The imaging approach makes it possible to not only quantify the storage of cholesterol – a type of lipid – but also the “desaturation” and oxidation of lipids, which may reduce the ability of cells to use insulin, said Ji-Xin Cheng, a professor in Purdue University’s Weldon School of Biomedical Engineering and Department of Chemistry.
The research was conducted with live roundworms called C. elegans, which are used extensively to study the impact of lipid metabolism on aging and disease.
“This animal is transparent, so we can see what’s happening in real time,” Cheng said. “We can follow the metabolism inside the animal.”
Findings are detailed in a research paper appearing this month in the journal Angewandte Chemie. The paper was authored by Purdue postdoctoral researchers Ping Wang, Bin Liu and Delong Zhang; University of Massachusetts (UM) Medical School doctoral student Micah Y. Belew; Heidi A. Tissenbaum, a professor in the UM Medical School’s Program in Gene Function and Expression/Program in Molecular Medicine; and Cheng.

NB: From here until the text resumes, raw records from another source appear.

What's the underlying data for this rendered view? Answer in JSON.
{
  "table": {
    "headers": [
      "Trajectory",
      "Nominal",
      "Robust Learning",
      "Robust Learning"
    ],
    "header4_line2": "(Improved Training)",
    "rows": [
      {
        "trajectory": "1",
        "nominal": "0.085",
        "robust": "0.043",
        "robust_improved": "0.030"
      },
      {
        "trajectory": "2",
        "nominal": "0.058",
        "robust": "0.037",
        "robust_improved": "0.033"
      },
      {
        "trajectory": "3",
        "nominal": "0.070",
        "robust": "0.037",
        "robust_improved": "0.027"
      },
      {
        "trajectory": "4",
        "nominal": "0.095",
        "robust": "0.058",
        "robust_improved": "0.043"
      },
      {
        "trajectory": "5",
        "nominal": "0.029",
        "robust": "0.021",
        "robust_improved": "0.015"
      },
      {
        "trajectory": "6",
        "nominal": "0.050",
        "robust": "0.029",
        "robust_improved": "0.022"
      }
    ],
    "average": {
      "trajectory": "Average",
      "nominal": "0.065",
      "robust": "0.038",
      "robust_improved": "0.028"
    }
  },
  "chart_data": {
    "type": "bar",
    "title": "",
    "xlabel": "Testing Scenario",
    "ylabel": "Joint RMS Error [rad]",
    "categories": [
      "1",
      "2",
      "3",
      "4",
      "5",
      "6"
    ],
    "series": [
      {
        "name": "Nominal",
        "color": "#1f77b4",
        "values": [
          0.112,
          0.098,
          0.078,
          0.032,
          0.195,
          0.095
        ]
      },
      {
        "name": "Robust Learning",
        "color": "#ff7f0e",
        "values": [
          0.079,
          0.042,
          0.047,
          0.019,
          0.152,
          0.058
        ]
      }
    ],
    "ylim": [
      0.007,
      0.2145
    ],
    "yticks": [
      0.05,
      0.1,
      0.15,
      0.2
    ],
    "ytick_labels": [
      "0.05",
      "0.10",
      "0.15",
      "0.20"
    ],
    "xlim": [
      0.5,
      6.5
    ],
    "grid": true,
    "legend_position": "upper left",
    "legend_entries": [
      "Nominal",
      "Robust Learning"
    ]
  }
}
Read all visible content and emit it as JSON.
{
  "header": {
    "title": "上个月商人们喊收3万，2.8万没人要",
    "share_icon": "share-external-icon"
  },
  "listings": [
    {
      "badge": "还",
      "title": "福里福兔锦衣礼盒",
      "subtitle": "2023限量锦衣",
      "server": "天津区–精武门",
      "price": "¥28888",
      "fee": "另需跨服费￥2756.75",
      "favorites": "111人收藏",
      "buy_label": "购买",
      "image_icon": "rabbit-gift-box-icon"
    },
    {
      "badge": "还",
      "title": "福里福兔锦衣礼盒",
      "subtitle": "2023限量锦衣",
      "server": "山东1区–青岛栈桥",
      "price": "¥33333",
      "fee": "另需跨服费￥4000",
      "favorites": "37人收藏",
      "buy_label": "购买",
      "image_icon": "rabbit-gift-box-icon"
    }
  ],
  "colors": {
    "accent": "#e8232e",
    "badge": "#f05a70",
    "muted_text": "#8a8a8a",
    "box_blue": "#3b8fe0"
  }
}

The researchers used an imaging platform called hyperspectral stimulated Raman scattering microscopy, which can identify and track certain molecules by measuring their vibrational spectrum with a laser, a sort of spectral fingerprint.

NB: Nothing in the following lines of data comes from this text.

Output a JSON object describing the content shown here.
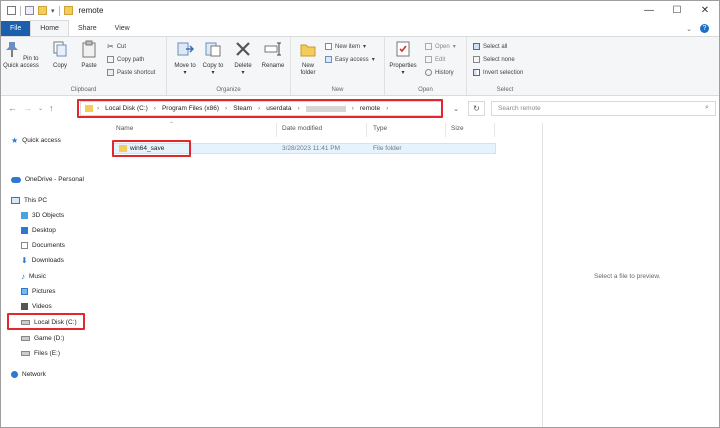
{
  "window": {
    "title": "remote"
  },
  "controls": {
    "minimize": "—",
    "maximize": "☐",
    "close": "✕"
  },
  "tabs": [
    "File",
    "Home",
    "Share",
    "View"
  ],
  "ribbon": {
    "clipboard": {
      "label": "Clipboard",
      "pin": "Pin to Quick access",
      "copy": "Copy",
      "paste": "Paste",
      "cut": "Cut",
      "copy_path": "Copy path",
      "paste_shortcut": "Paste shortcut"
    },
    "organize": {
      "label": "Organize",
      "move_to": "Move to",
      "copy_to": "Copy to",
      "delete": "Delete",
      "rename": "Rename"
    },
    "new": {
      "label": "New",
      "new_folder": "New folder",
      "new_item": "New item",
      "easy_access": "Easy access"
    },
    "open": {
      "label": "Open",
      "properties": "Properties",
      "open": "Open",
      "edit": "Edit",
      "history": "History"
    },
    "select": {
      "label": "Select",
      "select_all": "Select all",
      "select_none": "Select none",
      "invert": "Invert selection"
    }
  },
  "address": {
    "crumbs": [
      "Local Disk (C:)",
      "Program Files (x86)",
      "Steam",
      "userdata",
      "",
      "remote"
    ],
    "search_placeholder": "Search remote"
  },
  "nav": {
    "quick_access": "Quick access",
    "onedrive": "OneDrive - Personal",
    "this_pc": "This PC",
    "items": [
      "3D Objects",
      "Desktop",
      "Documents",
      "Downloads",
      "Music",
      "Pictures",
      "Videos",
      "Local Disk (C:)",
      "Game (D:)",
      "Files (E:)"
    ],
    "network": "Network"
  },
  "columns": {
    "name": "Name",
    "date": "Date modified",
    "type": "Type",
    "size": "Size"
  },
  "files": [
    {
      "name": "win64_save",
      "date": "3/28/2023 11:41 PM",
      "type": "File folder",
      "size": ""
    }
  ],
  "preview": {
    "text": "Select a file to preview."
  }
}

Whereas conventional Raman microscopes may take hours to get results, the new method works at high speed, enabling researchers to measure changes in real time in live animals.

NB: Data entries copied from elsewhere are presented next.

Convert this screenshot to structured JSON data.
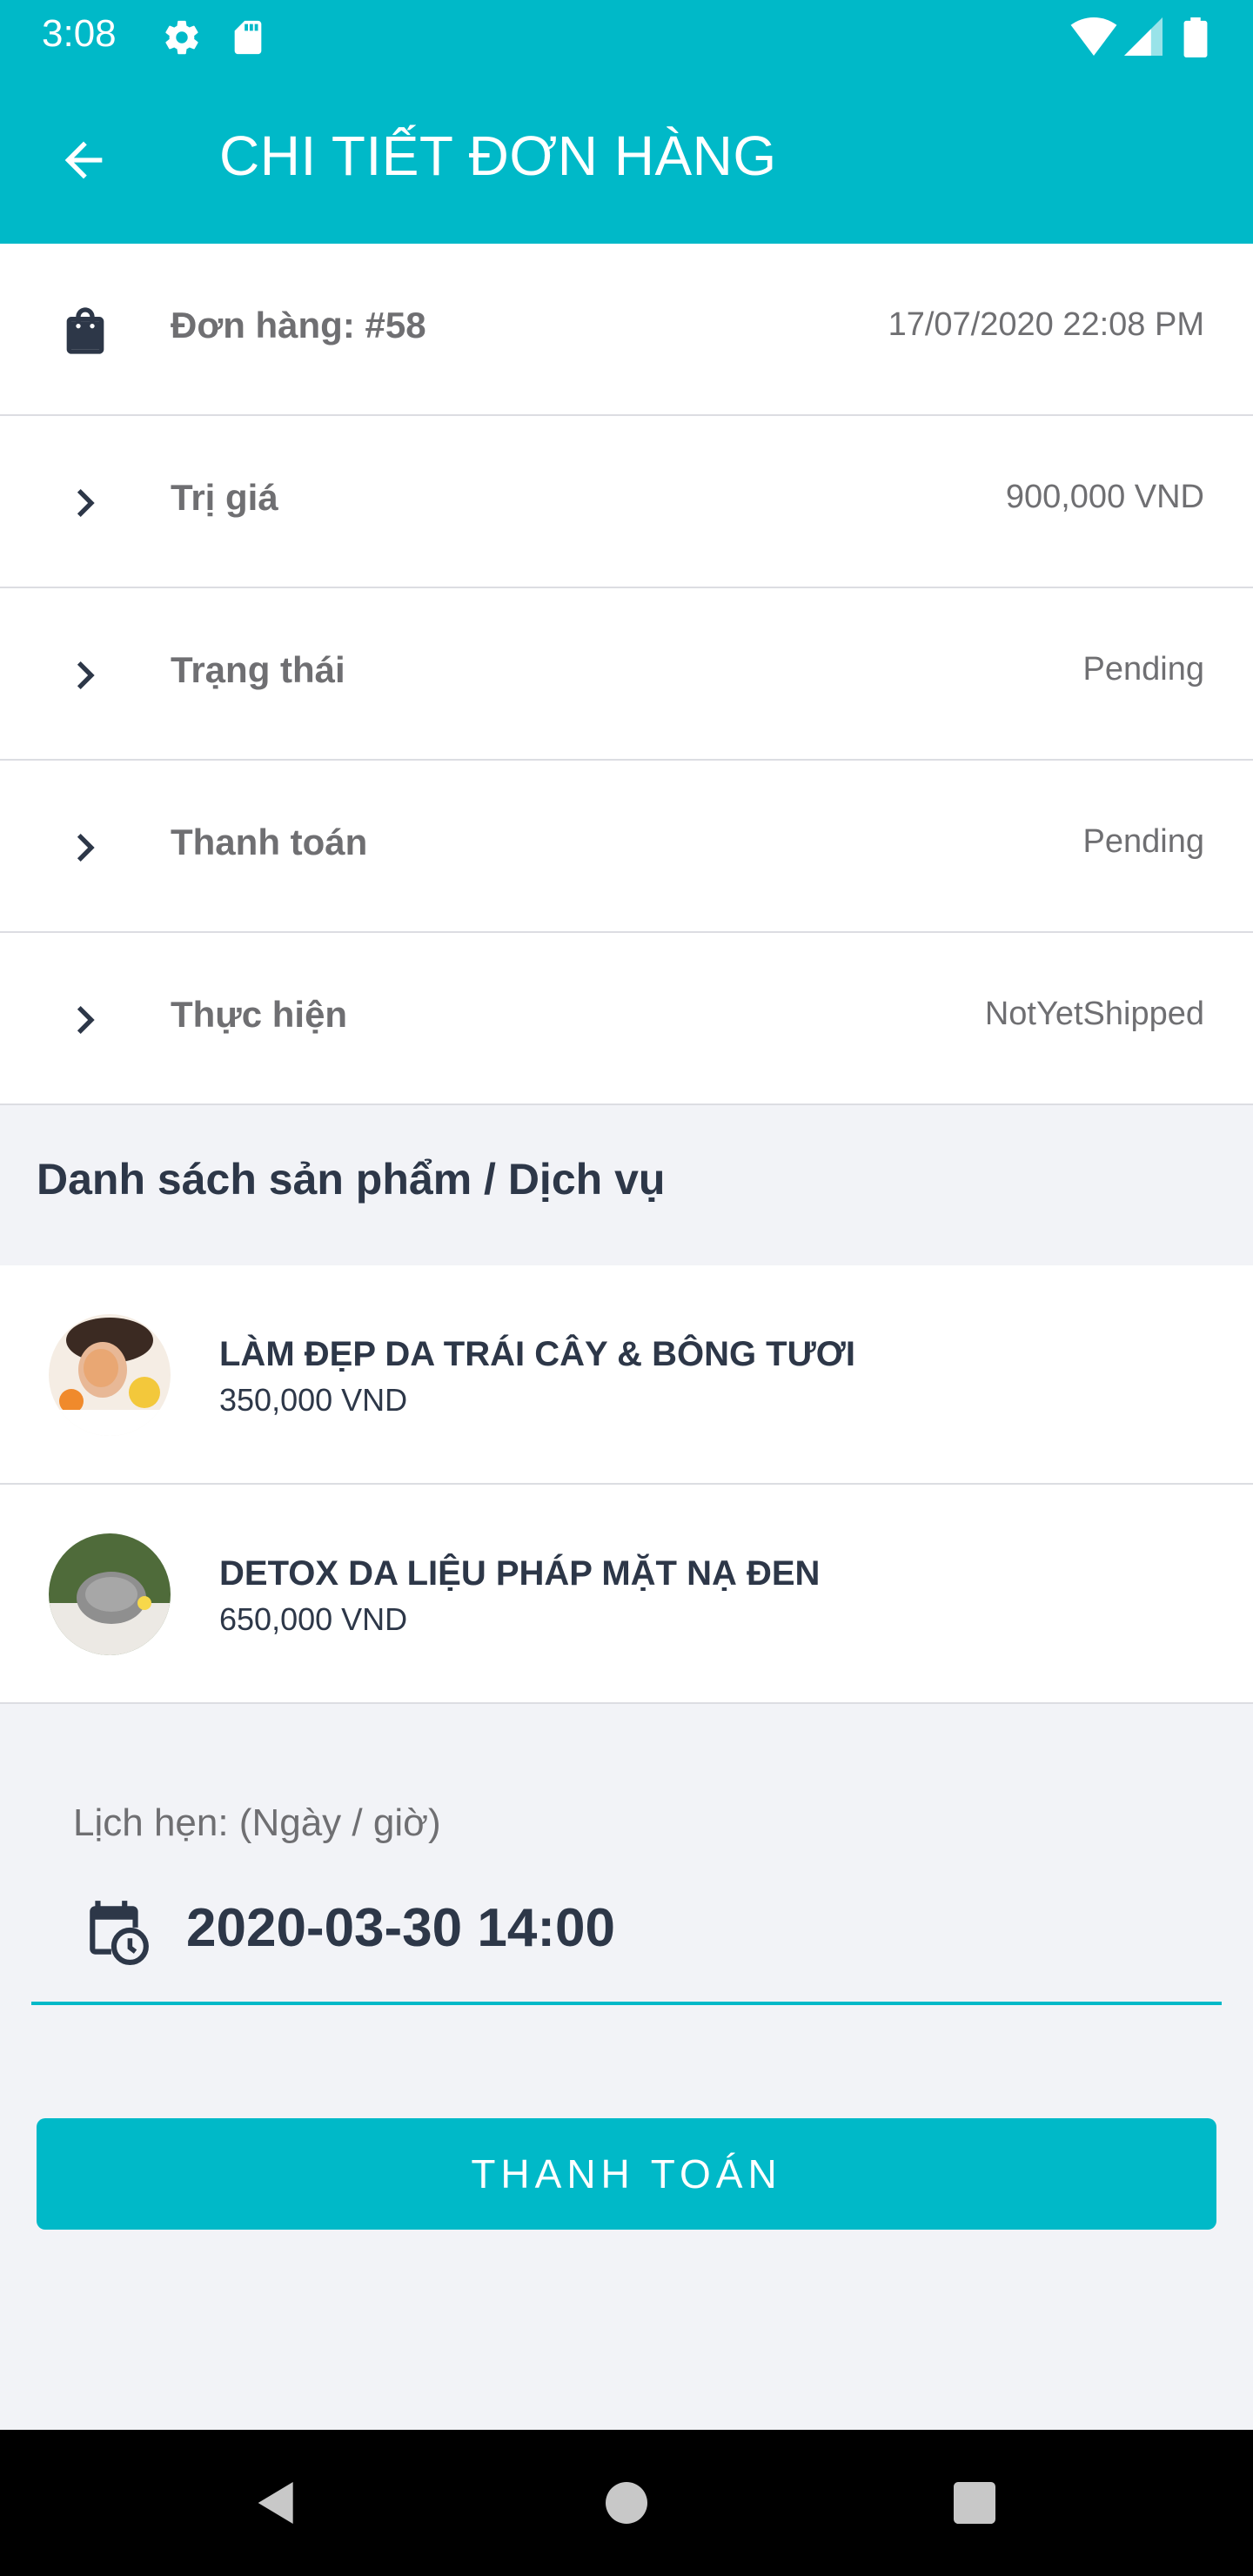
{
  "status_bar": {
    "time": "3:08",
    "icons": [
      "settings-icon",
      "sd-card-icon",
      "wifi-icon",
      "signal-icon",
      "battery-icon"
    ]
  },
  "app_bar": {
    "title": "CHI TIẾT ĐƠN HÀNG",
    "back_icon": "arrow-back-icon"
  },
  "order": {
    "label": "Đơn hàng: #58",
    "date": "17/07/2020 22:08 PM"
  },
  "details": [
    {
      "label": "Trị giá",
      "value": "900,000 VND"
    },
    {
      "label": "Trạng thái",
      "value": "Pending"
    },
    {
      "label": "Thanh toán",
      "value": "Pending"
    },
    {
      "label": "Thực hiện",
      "value": "NotYetShipped"
    }
  ],
  "products_section": {
    "title": "Danh sách sản phẩm / Dịch vụ",
    "items": [
      {
        "name": "LÀM ĐẸP DA TRÁI CÂY & BÔNG TƯƠI",
        "price": "350,000 VND"
      },
      {
        "name": "DETOX DA LIỆU PHÁP MẶT NẠ ĐEN",
        "price": "650,000 VND"
      }
    ]
  },
  "appointment": {
    "label": "Lịch hẹn: (Ngày / giờ)",
    "value": "2020-03-30 14:00"
  },
  "pay_button": {
    "label": "THANH TOÁN"
  },
  "colors": {
    "accent": "#00b9c8",
    "text_dark": "#2d3748",
    "text_muted": "#6f6f72",
    "background": "#f2f3f7"
  }
}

“The advantage of being able to observe what is happening in real time in a live tissue is that you can follow the same cell over time, just like following the same person over time to track a patient’s health,” Cheng said.
Being able to map the degree of lipid unsaturation and oxidation and cholesterol storage inside living cells will make possible further studies into the impact of diet and the role of insulin in obesity, diabetes and longevity in animals and humans.
“This work is a result of a successful collaboration between our labs. The new technology has allowed us to observe changes in lipids in a live animal,” Tissenbaum said. “Most analyses of lipids examine the composition of whole animal extracts. Now, we can observe changes in the different tissues in real time. Now, we can answer the important questions of how lipid stores change in response to diet and age.”
Ordinarily, cells have to be processed before they can be analyzed, which rules out the possibility of studying living cells.
“The promise of doing in vivo imaging is to learn where the key chemicals and molecules are, what their dynamics are and how they communicate to each other,” Cheng said.
Findings revealed that cholesterol is stored in lysosome-related organelles (LROs), compartments inside cells containing digestive enzymes.
“The cell is like the human body because inside there are many compartments, which are like organs,” Cheng said. “Our results reveal for the first time that lysosome related organelles in intestinal cells are sites for storage of cholesterol in C. elegans.”
The work is supported by the National Institutes of Health and the William Randolph Hearst Foundation.
The research is ongoing.
“One thing we will do next is to overfeed C. elegans with glucose and then study the role of diet in lipid metabolism and cholesterol storage,” Cheng said.
Writer: Emil Venere, 765-494-3470, firstname.lastname@example.org
Source: Ji-Xin Cheng, 765-494-4335, email@example.com
Department of Basic Medical Sciences: http://www.vet.purdue.edu/bms/
Note to Journalists: An electronic copy of the research paper is available from Emil Venere, 765-494-4709, firstname.lastname@example.org
Imaging Lipid Metabolism in Live Caenorhabditis elegans Using Fingerprint Vibrations**
Ping Wang, Bin Liu, Delong Zhang, Micah Y. Belew, Heidi A. Tissenbaum *, Ji-Xin Cheng*
Quantitation of lipid storage, desaturation, and oxidation in live C. elegans has been a longstanding obstacle. By hyperspectral stimulated Raman scattering imaging and multivariate analysis in fingerprint vibration region, we present a platform that allows quantitative mapping of fat distribution, degree of fat unsaturation, lipid oxidation, and cholesterol storage in vivo in whole worm. Our results reveal for the first time that lysosome related organelles in intestinal cells are sites for storage of cholesterol in C. elegans.